Lesson 3: Content isn’t king, it’s accountable
‘Peak Content’, a term coined for the glut of content that made it difficult for writers and producers to get paid well for their work, meant that consumers had lots of places to go for free content. Premium publishers have responded by building brands with strong reader ties, that deliver personalised content and invoke a feeling of inner-circle membership.
That said, publishers and other media companies like Spotify and Netflix have a distinct advantage over most brands: customers regularly return to their sites, often several times daily. Brands don’t tend to have such relationships. Even DTC brands which have strong emotional connections with their customers don’t expect them to visit their website several times a day or even week. Instead, they have to rely on building great apps to get onto people’s home screens via notifications.

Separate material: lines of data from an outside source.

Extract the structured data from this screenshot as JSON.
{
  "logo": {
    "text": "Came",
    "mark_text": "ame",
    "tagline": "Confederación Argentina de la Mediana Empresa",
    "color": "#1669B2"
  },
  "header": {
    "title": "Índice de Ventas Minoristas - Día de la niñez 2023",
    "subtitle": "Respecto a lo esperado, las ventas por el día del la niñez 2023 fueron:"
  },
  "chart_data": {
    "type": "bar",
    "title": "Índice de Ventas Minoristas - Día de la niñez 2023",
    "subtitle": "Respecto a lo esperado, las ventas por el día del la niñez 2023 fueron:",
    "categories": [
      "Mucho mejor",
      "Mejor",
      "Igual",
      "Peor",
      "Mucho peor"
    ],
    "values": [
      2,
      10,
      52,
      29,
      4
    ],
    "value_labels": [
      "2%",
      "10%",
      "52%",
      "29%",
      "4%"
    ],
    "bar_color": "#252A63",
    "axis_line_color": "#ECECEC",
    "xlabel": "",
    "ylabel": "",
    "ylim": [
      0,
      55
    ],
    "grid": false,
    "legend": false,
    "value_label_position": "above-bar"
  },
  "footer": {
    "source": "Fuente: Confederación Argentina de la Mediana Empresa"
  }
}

A strong content strategy can remedy that problem. One example is subscription spin brand Peleton which has generated $400m (£308m) in sales, via a mix of sales of its extremely high end proprietary bikes, which cost over £1,500, plus monthly subscriptions of £30 a month for unlimited classes. The content that Peleton produces, fourteen live Peloton classes streamed each day, alongside an on demand database of 5,000 additional classes, is more than enough content to cause an enthusiast to return to the brand several times a week, baking in far more loyalty than a Gym membership for example would have alone.

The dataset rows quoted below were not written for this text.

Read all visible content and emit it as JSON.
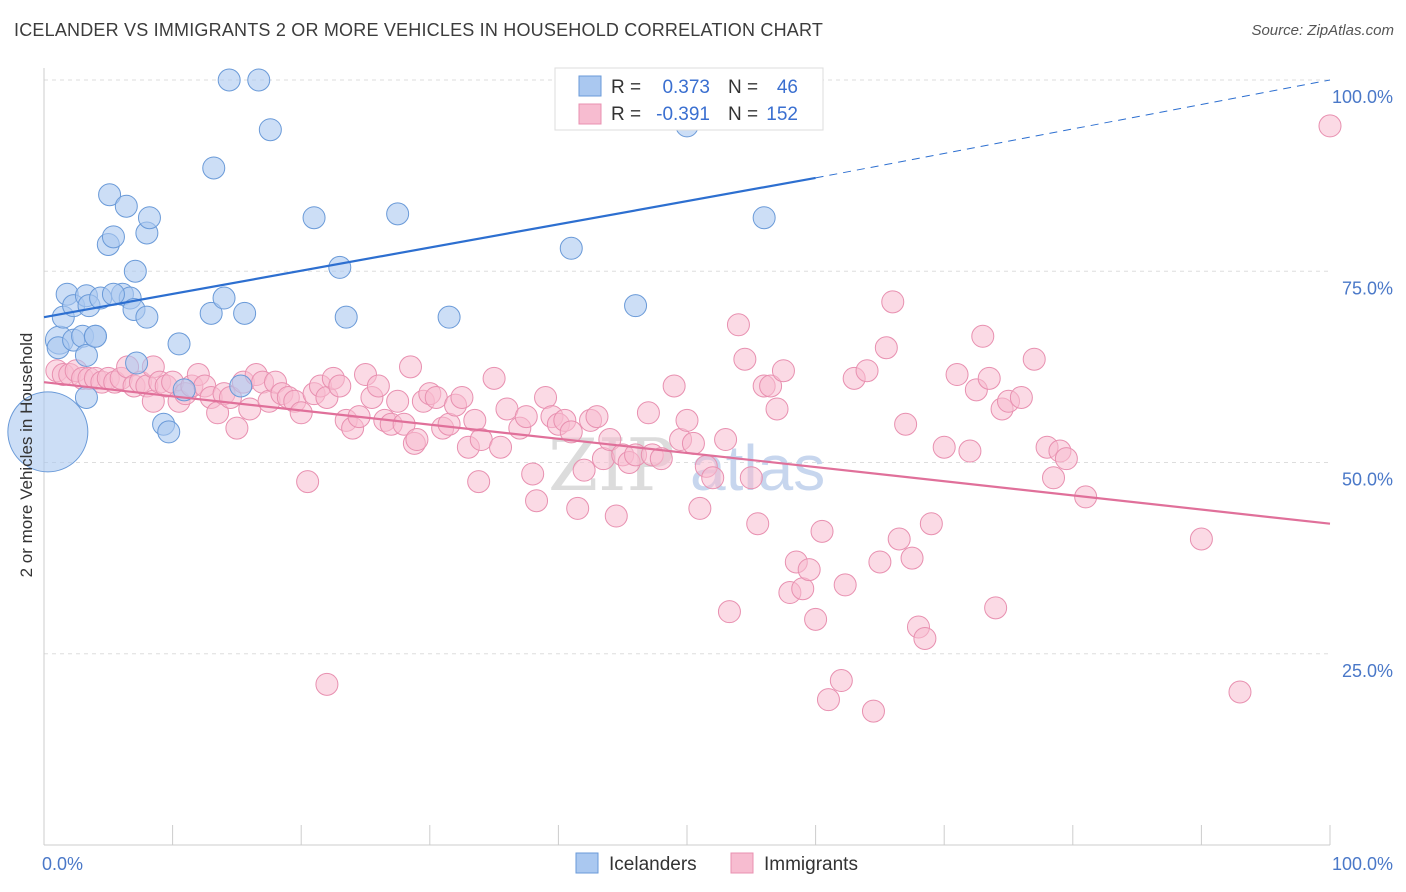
{
  "header": {
    "title": "ICELANDER VS IMMIGRANTS 2 OR MORE VEHICLES IN HOUSEHOLD CORRELATION CHART",
    "source": "Source: ZipAtlas.com"
  },
  "watermark": {
    "zip": "ZIP",
    "atlas": "atlas"
  },
  "legend": {
    "r_label": "R =",
    "n_label": "N =",
    "rows": [
      {
        "name": "Icelanders",
        "r": "0.373",
        "n": "46"
      },
      {
        "name": "Immigrants",
        "r": "-0.391",
        "n": "152"
      }
    ]
  },
  "colors": {
    "icelanders_fill": "#aac8f0",
    "icelanders_stroke": "#6a9ad8",
    "icelanders_line": "#2d6fd0",
    "immigrants_fill": "#f7bcd0",
    "immigrants_stroke": "#e890b0",
    "immigrants_line": "#e0709a",
    "tick_text": "#4a78c8",
    "grid": "#dddddd"
  },
  "chart_data": {
    "type": "scatter",
    "title": "ICELANDER VS IMMIGRANTS 2 OR MORE VEHICLES IN HOUSEHOLD CORRELATION CHART",
    "xlabel": "",
    "ylabel": "2 or more Vehicles in Household",
    "xlim": [
      0,
      100
    ],
    "ylim": [
      0,
      100
    ],
    "x_tick_labels": [
      "0.0%",
      "100.0%"
    ],
    "y_tick_labels": [
      "25.0%",
      "50.0%",
      "75.0%",
      "100.0%"
    ],
    "y_ticks": [
      25,
      50,
      75,
      100
    ],
    "grid": true,
    "legend_position": "top-center",
    "series": [
      {
        "name": "Icelanders",
        "r": 0.373,
        "n": 46,
        "trend": {
          "x": [
            0,
            60
          ],
          "y": [
            69,
            87.2
          ],
          "dashed_to": [
            100,
            100
          ]
        },
        "points": [
          [
            0.3,
            54,
            40
          ],
          [
            1.2,
            66,
            14
          ],
          [
            1.1,
            65,
            11
          ],
          [
            1.5,
            69,
            11
          ],
          [
            1.8,
            72,
            11
          ],
          [
            2.3,
            70.5,
            11
          ],
          [
            2.3,
            66,
            11
          ],
          [
            3,
            66.5,
            11
          ],
          [
            3.3,
            71.8,
            11
          ],
          [
            3.5,
            70.5,
            11
          ],
          [
            4,
            66.5,
            11
          ],
          [
            3.3,
            58.5,
            11
          ],
          [
            3.3,
            64,
            11
          ],
          [
            4,
            66.5,
            11
          ],
          [
            4.4,
            71.5,
            11
          ],
          [
            5,
            78.5,
            11
          ],
          [
            5.4,
            79.5,
            11
          ],
          [
            6.1,
            72,
            11
          ],
          [
            6.7,
            71.5,
            11
          ],
          [
            5.4,
            72,
            11
          ],
          [
            5.1,
            85,
            11
          ],
          [
            6.4,
            83.5,
            11
          ],
          [
            7,
            70,
            11
          ],
          [
            7.1,
            75,
            11
          ],
          [
            7.2,
            63,
            11
          ],
          [
            8,
            80,
            11
          ],
          [
            8,
            69,
            11
          ],
          [
            8.2,
            82,
            11
          ],
          [
            9.3,
            55,
            11
          ],
          [
            9.7,
            54,
            11
          ],
          [
            10.5,
            65.5,
            11
          ],
          [
            10.9,
            59.5,
            11
          ],
          [
            13,
            69.5,
            11
          ],
          [
            13.2,
            88.5,
            11
          ],
          [
            14,
            71.5,
            11
          ],
          [
            14.4,
            100,
            11
          ],
          [
            15.3,
            60,
            11
          ],
          [
            15.6,
            69.5,
            11
          ],
          [
            16.7,
            100,
            11
          ],
          [
            17.6,
            93.5,
            11
          ],
          [
            21,
            82,
            11
          ],
          [
            23,
            75.5,
            11
          ],
          [
            23.5,
            69,
            11
          ],
          [
            27.5,
            82.5,
            11
          ],
          [
            31.5,
            69,
            11
          ],
          [
            41,
            78,
            11
          ],
          [
            46,
            70.5,
            11
          ],
          [
            50,
            94,
            11
          ],
          [
            56,
            82,
            11
          ]
        ]
      },
      {
        "name": "Immigrants",
        "r": -0.391,
        "n": 152,
        "trend": {
          "x": [
            0,
            100
          ],
          "y": [
            60.5,
            42
          ]
        },
        "points": [
          [
            1,
            62,
            11
          ],
          [
            1.5,
            61.5,
            11
          ],
          [
            2,
            61.5,
            11
          ],
          [
            2.5,
            62,
            11
          ],
          [
            3,
            61,
            11
          ],
          [
            3.5,
            61,
            11
          ],
          [
            4,
            61,
            11
          ],
          [
            4.5,
            60.5,
            11
          ],
          [
            5,
            61,
            11
          ],
          [
            5.5,
            60.5,
            11
          ],
          [
            6,
            61,
            11
          ],
          [
            6.5,
            62.5,
            11
          ],
          [
            7,
            60,
            11
          ],
          [
            7.5,
            60.5,
            11
          ],
          [
            8,
            60,
            11
          ],
          [
            8.5,
            62.5,
            11
          ],
          [
            8.5,
            58,
            11
          ],
          [
            9,
            60.5,
            11
          ],
          [
            9.5,
            60,
            11
          ],
          [
            10,
            60.5,
            11
          ],
          [
            10.5,
            58,
            11
          ],
          [
            11,
            59,
            11
          ],
          [
            11.5,
            60,
            11
          ],
          [
            12,
            61.5,
            11
          ],
          [
            12.5,
            60,
            11
          ],
          [
            13,
            58.5,
            11
          ],
          [
            13.5,
            56.5,
            11
          ],
          [
            14,
            59,
            11
          ],
          [
            14.5,
            58.5,
            11
          ],
          [
            15,
            54.5,
            11
          ],
          [
            15.5,
            60.5,
            11
          ],
          [
            16,
            57,
            11
          ],
          [
            16.5,
            61.5,
            11
          ],
          [
            17,
            60.5,
            11
          ],
          [
            17.5,
            58,
            11
          ],
          [
            18,
            60.5,
            11
          ],
          [
            18.5,
            59,
            11
          ],
          [
            19,
            58.5,
            11
          ],
          [
            19.5,
            58,
            11
          ],
          [
            20,
            56.5,
            11
          ],
          [
            20.5,
            47.5,
            11
          ],
          [
            21,
            59,
            11
          ],
          [
            21.5,
            60,
            11
          ],
          [
            22,
            58.5,
            11
          ],
          [
            22.5,
            61,
            11
          ],
          [
            23,
            60,
            11
          ],
          [
            23.5,
            55.5,
            11
          ],
          [
            24,
            54.5,
            11
          ],
          [
            24.5,
            56,
            11
          ],
          [
            25,
            61.5,
            11
          ],
          [
            25.5,
            58.5,
            11
          ],
          [
            26,
            60,
            11
          ],
          [
            26.5,
            55.5,
            11
          ],
          [
            27,
            55,
            11
          ],
          [
            27.5,
            58,
            11
          ],
          [
            28,
            55,
            11
          ],
          [
            28.5,
            62.5,
            11
          ],
          [
            28.8,
            52.5,
            11
          ],
          [
            29,
            53,
            11
          ],
          [
            29.5,
            58,
            11
          ],
          [
            30,
            59,
            11
          ],
          [
            30.5,
            58.5,
            11
          ],
          [
            31,
            54.5,
            11
          ],
          [
            31.5,
            55,
            11
          ],
          [
            32,
            57.5,
            11
          ],
          [
            32.5,
            58.5,
            11
          ],
          [
            33,
            52,
            11
          ],
          [
            33.5,
            55.5,
            11
          ],
          [
            33.8,
            47.5,
            11
          ],
          [
            34,
            53,
            11
          ],
          [
            35,
            61,
            11
          ],
          [
            35.5,
            52,
            11
          ],
          [
            36,
            57,
            11
          ],
          [
            37,
            54.5,
            11
          ],
          [
            37.5,
            56,
            11
          ],
          [
            38,
            48.5,
            11
          ],
          [
            38.3,
            45,
            11
          ],
          [
            39,
            58.5,
            11
          ],
          [
            39.5,
            56,
            11
          ],
          [
            40,
            55,
            11
          ],
          [
            40.5,
            55.5,
            11
          ],
          [
            41,
            54,
            11
          ],
          [
            41.5,
            44,
            11
          ],
          [
            42,
            49,
            11
          ],
          [
            42.5,
            55.5,
            11
          ],
          [
            43,
            56,
            11
          ],
          [
            43.5,
            50.5,
            11
          ],
          [
            44,
            53,
            11
          ],
          [
            44.5,
            43,
            11
          ],
          [
            45,
            51,
            11
          ],
          [
            45.5,
            50,
            11
          ],
          [
            46,
            51,
            11
          ],
          [
            47,
            56.5,
            11
          ],
          [
            47.3,
            51,
            11
          ],
          [
            48,
            50.5,
            11
          ],
          [
            49,
            60,
            11
          ],
          [
            49.5,
            53,
            11
          ],
          [
            50,
            55.5,
            11
          ],
          [
            50.5,
            52.5,
            11
          ],
          [
            51,
            44,
            11
          ],
          [
            51.5,
            49.5,
            11
          ],
          [
            52,
            48,
            11
          ],
          [
            53,
            53,
            11
          ],
          [
            53.3,
            30.5,
            11
          ],
          [
            54,
            68,
            11
          ],
          [
            54.5,
            63.5,
            11
          ],
          [
            55,
            48,
            11
          ],
          [
            55.5,
            42,
            11
          ],
          [
            56,
            60,
            11
          ],
          [
            56.5,
            60,
            11
          ],
          [
            57,
            57,
            11
          ],
          [
            57.5,
            62,
            11
          ],
          [
            58,
            33,
            11
          ],
          [
            58.5,
            37,
            11
          ],
          [
            59,
            33.5,
            11
          ],
          [
            59.5,
            36,
            11
          ],
          [
            60,
            29.5,
            11
          ],
          [
            60.5,
            41,
            11
          ],
          [
            61,
            19,
            11
          ],
          [
            62,
            21.5,
            11
          ],
          [
            62.3,
            34,
            11
          ],
          [
            63,
            61,
            11
          ],
          [
            64,
            62,
            11
          ],
          [
            64.5,
            17.5,
            11
          ],
          [
            65,
            37,
            11
          ],
          [
            65.5,
            65,
            11
          ],
          [
            66,
            71,
            11
          ],
          [
            66.5,
            40,
            11
          ],
          [
            67,
            55,
            11
          ],
          [
            67.5,
            37.5,
            11
          ],
          [
            68,
            28.5,
            11
          ],
          [
            68.5,
            27,
            11
          ],
          [
            69,
            42,
            11
          ],
          [
            70,
            52,
            11
          ],
          [
            71,
            61.5,
            11
          ],
          [
            72,
            51.5,
            11
          ],
          [
            72.5,
            59.5,
            11
          ],
          [
            73,
            66.5,
            11
          ],
          [
            73.5,
            61,
            11
          ],
          [
            74,
            31,
            11
          ],
          [
            74.5,
            57,
            11
          ],
          [
            75,
            58,
            11
          ],
          [
            76,
            58.5,
            11
          ],
          [
            77,
            63.5,
            11
          ],
          [
            78,
            52,
            11
          ],
          [
            78.5,
            48,
            11
          ],
          [
            79,
            51.5,
            11
          ],
          [
            79.5,
            50.5,
            11
          ],
          [
            81,
            45.5,
            11
          ],
          [
            90,
            40,
            11
          ],
          [
            93,
            20,
            11
          ],
          [
            100,
            94,
            11
          ],
          [
            22,
            21,
            11
          ]
        ]
      }
    ]
  }
}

The need for subscription brands, like Harry’s, to turn the retail consumers they gain via the Boots partnership into loyal subscribers, is more and more necessary as we approach ‘Peak Subscription’. According to McKinsey, the subscription economy continues to grow, with myriad subscription services competing for wallet share, whilst consumers are looking more critically at the subscriptions they’ve already accrued. Those with a data-driven, truly personalised, content-led relationship will be the ones that leverage paid distribution channels to deliver sustainable customer lifetime value.